In a TikTok made by the band themselves, production for the song included creating a beat with clapping and stomping their feet. To make background vocals, a vocoder was used. The band also wanted to try to flawlessly seam a transition from a violin to vocals to a guitar, with a theatrical ending to the song where "everything comes at once", with a continuously speeding up verse.

== Critical reception ==
Initial reception for "World's Smallest Violin" was favorable to mixed. Music critic for Variety, A. D. Amorosi wrote that the song did not fit in well with the album's message of an emotionally deep and thought-provoking; however, Amorosi wrote that the song, removed from the album, would work well. Zachary Wittman, writer for The Globe, wrote a negative review on the OK Orchestra album itself; however, he found "World's Smallest Violin" to be "passable", saying "[it] is the second passable song on here with a nice melody and a really fun lyrical concept. Again though, they ruin it with some horrid turns of phrases. I understand the metaphor of the world's smallest violin needing to be played is the equivalent of needing to vent to someone about your mental health, but they did not need to say 'spew my tiny symphony.'" The rapidly-escalating climax quickly became popular material for content creators online, with one particularly common method of utilizing it involving splicing together clips of their past work to the song's beat in a montage format as a way of showcasing their creative evolution.

== Music video ==
On the same day as its release, a music video directed by Edoardo Ranaboldo was released for "World's Smallest Violin". In the video, AJR performs the song in an apartment while strange things happen around them, such as things breaking, instruments floating, and a tornado blowing papers around the room. The video ends with the room and members Adam and Ryan suddenly freezing, as member Jack looks around in confusion.
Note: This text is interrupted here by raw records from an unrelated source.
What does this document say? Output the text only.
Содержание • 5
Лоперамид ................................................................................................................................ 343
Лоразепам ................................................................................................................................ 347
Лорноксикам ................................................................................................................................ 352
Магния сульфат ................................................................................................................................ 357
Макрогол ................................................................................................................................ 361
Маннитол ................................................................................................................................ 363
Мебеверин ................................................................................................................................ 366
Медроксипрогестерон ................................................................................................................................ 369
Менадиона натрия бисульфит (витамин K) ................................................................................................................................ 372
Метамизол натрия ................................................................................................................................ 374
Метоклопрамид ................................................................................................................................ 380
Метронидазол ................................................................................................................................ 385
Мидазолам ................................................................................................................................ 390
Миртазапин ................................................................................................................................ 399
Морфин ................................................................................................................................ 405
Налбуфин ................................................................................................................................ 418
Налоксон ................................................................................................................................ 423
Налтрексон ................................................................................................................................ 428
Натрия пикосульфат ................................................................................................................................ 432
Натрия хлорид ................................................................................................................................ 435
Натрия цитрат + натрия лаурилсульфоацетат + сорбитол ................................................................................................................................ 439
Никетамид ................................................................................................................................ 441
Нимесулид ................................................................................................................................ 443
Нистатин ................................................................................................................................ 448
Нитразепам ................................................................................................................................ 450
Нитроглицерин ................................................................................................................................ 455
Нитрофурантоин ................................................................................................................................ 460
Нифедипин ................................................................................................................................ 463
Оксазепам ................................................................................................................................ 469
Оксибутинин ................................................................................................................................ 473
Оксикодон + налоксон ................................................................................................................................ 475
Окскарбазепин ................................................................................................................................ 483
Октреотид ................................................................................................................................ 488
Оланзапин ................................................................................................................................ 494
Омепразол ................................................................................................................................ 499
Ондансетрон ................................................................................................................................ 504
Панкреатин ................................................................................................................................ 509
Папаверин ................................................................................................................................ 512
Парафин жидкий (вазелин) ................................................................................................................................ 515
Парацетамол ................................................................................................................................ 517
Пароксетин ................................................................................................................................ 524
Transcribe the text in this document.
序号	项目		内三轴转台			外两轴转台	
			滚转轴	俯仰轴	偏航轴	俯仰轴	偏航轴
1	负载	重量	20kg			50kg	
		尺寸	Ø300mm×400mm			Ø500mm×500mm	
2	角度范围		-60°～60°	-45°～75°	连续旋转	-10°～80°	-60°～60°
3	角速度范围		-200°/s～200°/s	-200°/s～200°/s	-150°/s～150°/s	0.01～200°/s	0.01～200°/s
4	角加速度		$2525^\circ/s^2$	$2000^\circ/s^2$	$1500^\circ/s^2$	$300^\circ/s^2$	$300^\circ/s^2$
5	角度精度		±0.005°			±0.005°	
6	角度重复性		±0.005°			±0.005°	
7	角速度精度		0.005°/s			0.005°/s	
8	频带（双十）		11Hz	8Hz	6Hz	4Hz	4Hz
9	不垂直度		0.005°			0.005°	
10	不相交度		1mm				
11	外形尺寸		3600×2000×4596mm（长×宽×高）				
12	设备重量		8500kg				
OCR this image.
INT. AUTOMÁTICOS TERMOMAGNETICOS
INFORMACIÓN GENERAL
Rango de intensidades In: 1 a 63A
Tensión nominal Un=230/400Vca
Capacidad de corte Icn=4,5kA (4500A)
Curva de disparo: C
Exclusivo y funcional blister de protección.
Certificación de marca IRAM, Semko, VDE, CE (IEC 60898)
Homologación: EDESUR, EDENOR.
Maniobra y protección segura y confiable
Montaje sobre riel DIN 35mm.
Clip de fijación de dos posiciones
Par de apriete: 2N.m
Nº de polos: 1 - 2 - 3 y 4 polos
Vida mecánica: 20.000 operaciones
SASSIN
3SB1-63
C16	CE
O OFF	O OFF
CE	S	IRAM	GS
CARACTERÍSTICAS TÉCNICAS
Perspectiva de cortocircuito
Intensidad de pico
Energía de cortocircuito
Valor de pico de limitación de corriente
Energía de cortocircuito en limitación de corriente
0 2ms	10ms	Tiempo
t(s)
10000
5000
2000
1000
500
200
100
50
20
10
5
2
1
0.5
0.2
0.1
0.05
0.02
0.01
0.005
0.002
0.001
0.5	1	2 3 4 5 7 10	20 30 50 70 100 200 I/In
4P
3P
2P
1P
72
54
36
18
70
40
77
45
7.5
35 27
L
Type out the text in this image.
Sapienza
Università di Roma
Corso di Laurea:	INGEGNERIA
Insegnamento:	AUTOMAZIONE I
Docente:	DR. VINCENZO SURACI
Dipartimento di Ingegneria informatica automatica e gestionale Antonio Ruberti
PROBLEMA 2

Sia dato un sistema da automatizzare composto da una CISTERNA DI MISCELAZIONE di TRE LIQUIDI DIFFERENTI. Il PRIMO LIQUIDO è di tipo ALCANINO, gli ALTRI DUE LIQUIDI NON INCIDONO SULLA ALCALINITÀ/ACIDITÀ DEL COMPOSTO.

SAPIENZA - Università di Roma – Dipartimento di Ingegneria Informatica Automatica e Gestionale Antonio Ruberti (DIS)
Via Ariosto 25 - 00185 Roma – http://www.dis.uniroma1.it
The music video had a spike in views after the song went viral; it is currently the most viewed video on AJR's YouTube channel, with 278 million views as of June 2026.

==Personnel==
Credits adapted from Tidal.

- Adam Met – backing vocals, instruments, composer
- Jack Met – lead vocals, instruments, composer
- Ryan Met – backing vocals, instruments, composer, producer
- Chris Gehringer – mastering engineer
- Joe Zook – audio mixing
- Alba Avoricani – additional vocals
- Danny Ferenbach – violin

== Charts ==

=== Weekly charts ===

Weekly chart performance for "World's Smallest Violin"
| Chart (2021–2023) | Peak position |
|---|---|
| Global 200 (Billboard) | 189 |
| Ireland (IRMA) | 79 |
| Japan Hot Overseas (Billboard Japan) | 4 |
| South Korea (Circle) | 171 |
| UK Singles (Official Charts) | 75 |
| US Billboard Hot 100 | 91 |
| US Adult Pop Airplay (Billboard) | 34 |
| US Hot Rock & Alternative Songs (Billboard) | 10 |
| US Pop Airplay (Billboard) | 19 |

=== Year-end charts ===

Year-end chart performance for "World's Smallest Violin"
| Chart (2022) | Position |
|---|---|
| US Hot Rock & Alternative Songs (Billboard) | 20 |

| Chart (2023) | Position |
|---|---|
| US Hot Rock & Alternative Songs (Billboard) | 66 |

==Certifications==

Certifications for "World's Smallest Violin"
| Region | Certification | Certified units/sales |
| Australia (ARIA) | Platinum | 70,000^{‡} |
| New Zealand (RMNZ) | Gold | 15,000^{‡} |
| Poland (ZPAV) | Platinum | 50,000^{‡} |
| United Kingdom (BPI) | Silver | 200,000^{‡} |
| United States (RIAA) | Platinum | 1,000,000^{‡} |
^{‡} Sales+streaming figures based on certification alone.